A primeira noite na casa foi inquieta. Cada rangido e estalo parecia exagerado, quase deliberado. Mas foi na segunda noite que ouvi: um grito arrepiante ecoando pelos corredores. Sentei-me na cama, coração acelerado. "É só a casa velha se ajustando", disse a mim mesmo. Mas o grito persistiu, uma repetição assombrosa como um disco quebrado. Eu tinha que encontrar a origem.
Segui os gritos até o sótão, lanterna em mãos. À medida que me aproximava, as escadas de madeira gemiam sob o meu peso. Ao abrir a porta, uma rajada de ar frio me atingiu. O raio da minha lanterna iluminou retratos de família antigos, móveis descartados e baús empoeirados. Mas não havia uma fonte clara para o grito.
De repente, o raio iluminou um espelho antigo, ricamente emoldurado e coberto por uma fina camada de poeira. Refletia o sótão, mas estranhamente, não conseguia ver a minha própria imagem.

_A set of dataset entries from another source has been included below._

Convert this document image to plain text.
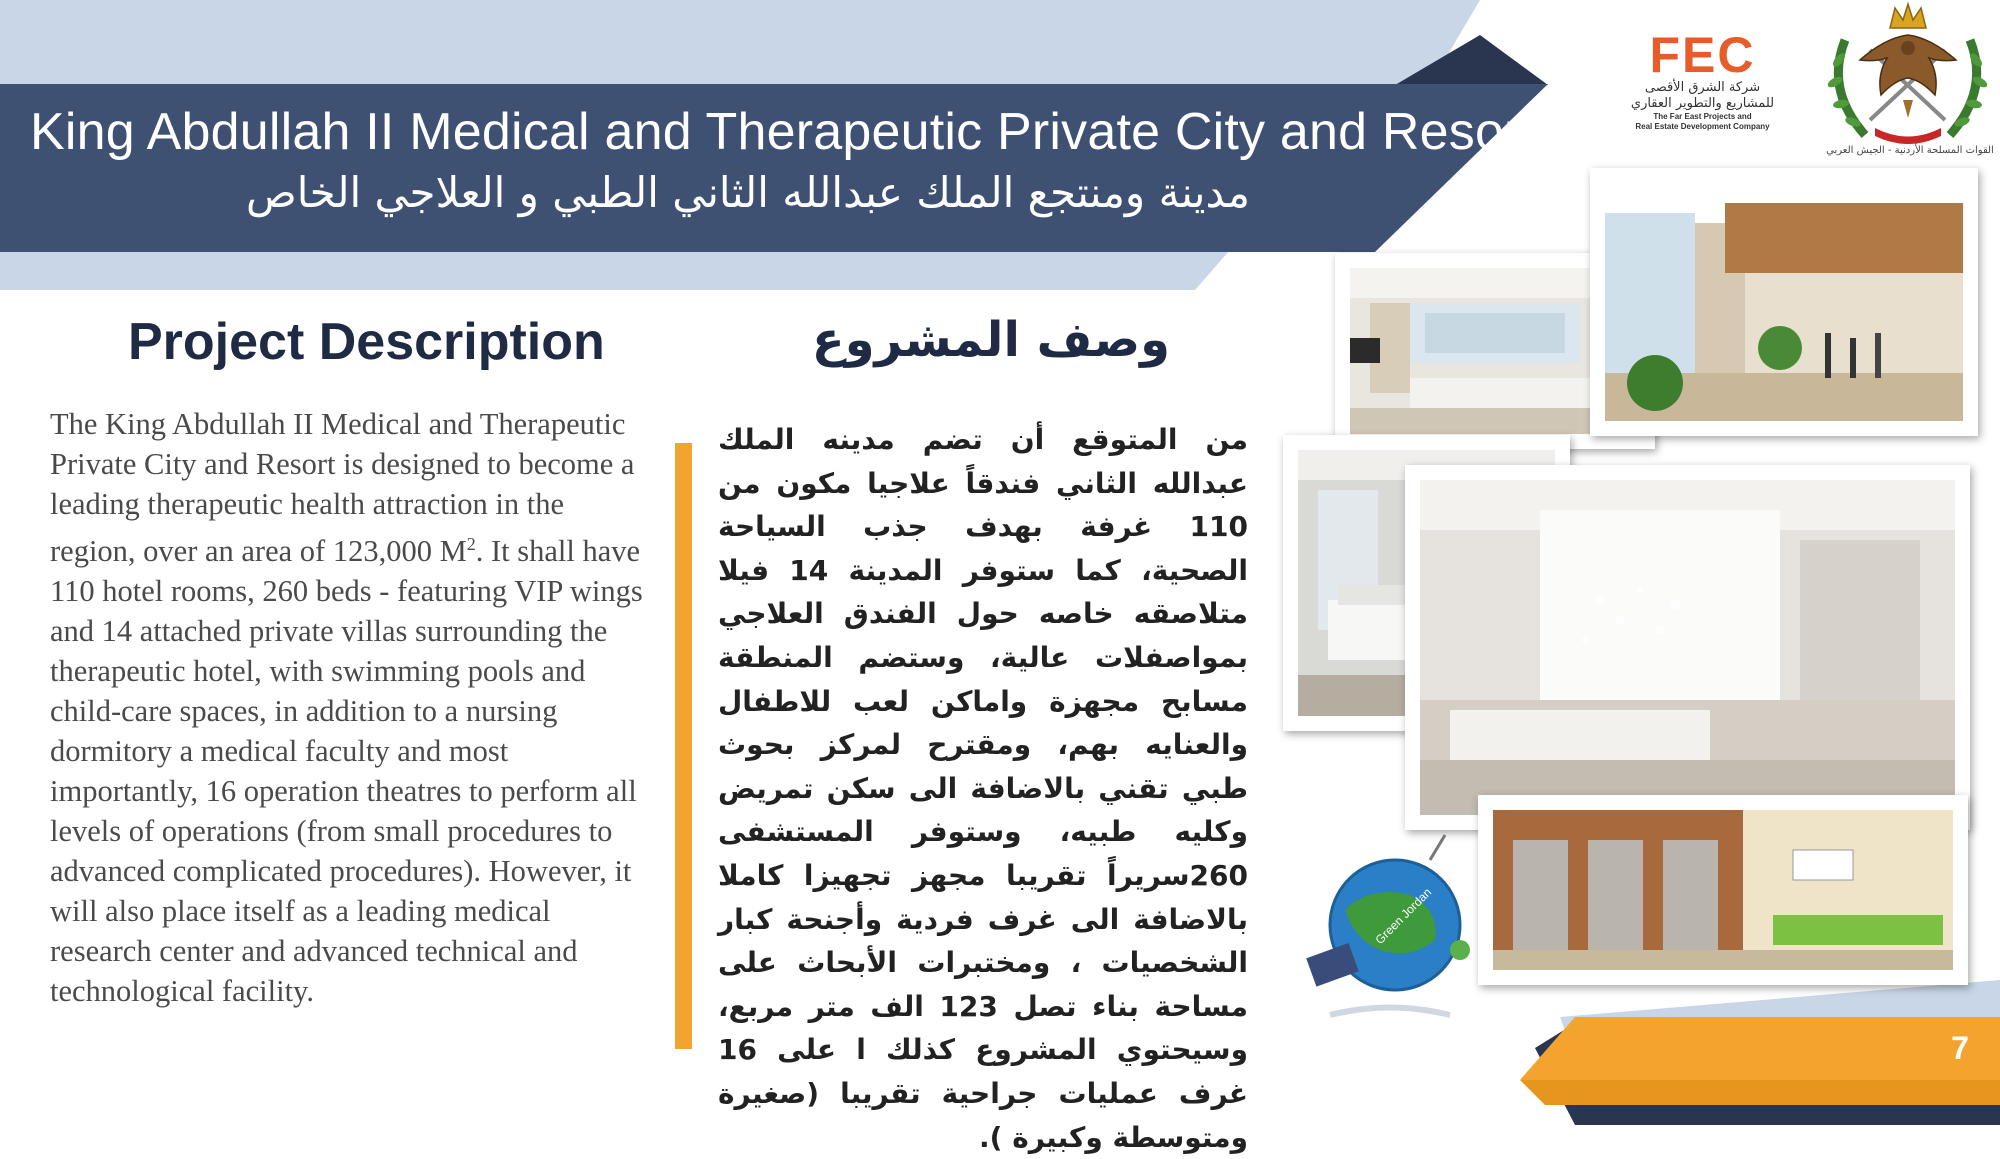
King Abdullah II Medical and Therapeutic Private City and Resort
مدينة ومنتجع الملك عبدالله الثاني الطبي و العلاجي الخاص
FEC
شركة الشرق الأقصى
للمشاريع والتطوير العقاري
The Far East Projects and
Real Estate Development Company
القوات المسلحة الأردنية - الجيش العربي
Project Description	وصف المشروع
The King Abdullah II Medical and Therapeutic Private City and Resort is designed to become a leading therapeutic health attraction in the region, over an area of 123,000 $M^2$. It shall have 110 hotel rooms, 260 beds - featuring VIP wings and 14 attached private villas surrounding the therapeutic hotel, with swimming pools and child-care spaces, in addition to a nursing dormitory a medical faculty and most importantly, 16 operation theatres to perform all levels of operations (from small procedures to advanced complicated procedures). However, it will also place itself as a leading medical research center and advanced technical and technological facility.
من المتوقع أن تضم مدينه الملك عبدالله الثاني فندقاً علاجيا مكون من 110 غرفة بهدف جذب السياحة الصحية، كما ستوفر المدينة 14 فيلا متلاصقه خاصه حول الفندق العلاجي بمواصفلات عالية، وستضم المنطقة مسابح مجهزة واماكن لعب للاطفال والعنايه بهم، ومقترح لمركز بحوث طبي تقني بالاضافة الى سكن تمريض وكليه طبيه، وستوفر المستشفى 260سريراً تقريبا مجهز تجهيزا كاملا بالاضافة الى غرف فردية وأجنحة كبار الشخصيات ، ومختبرات الأبحاث على مساحة بناء تصل 123 الف متر مربع، وسيحتوي المشروع كذلك ا على 16 غرف عمليات جراحية تقريبا (صغيرة ومتوسطة وكبيرة ).
Green Jordan
7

Curioso, me aproximei e limpei a poeira. No momento em que minha mão tocou o vidro, o grito parou.
Aliviado, me virei para sair. Mas então, vi um movimento no canto do meu olho. Minha reflexão agora estava visível no espelho, mas não estava me imitando. Em vez disso, ficou congelada, olhos arregalados de terror, boca aberta em um grito silencioso.
O pânico tomou conta quando a reflexão começou a bater no interior do espelho, tentando se libertar. Tropecei para trás, a lanterna caindo das minhas mãos. Na luz fraca, minha reflexão prisioneira olhou para mim, murmurando duas palavras: "Troque de lugar!"
O quarto escureceu ainda mais, e senti um puxão intenso em direção ao espelho. O ar ficou gelado, e minha respiração embaçou. Tentei resistir, mas meus pés se moveram por conta própria, me aproximando cada vez mais.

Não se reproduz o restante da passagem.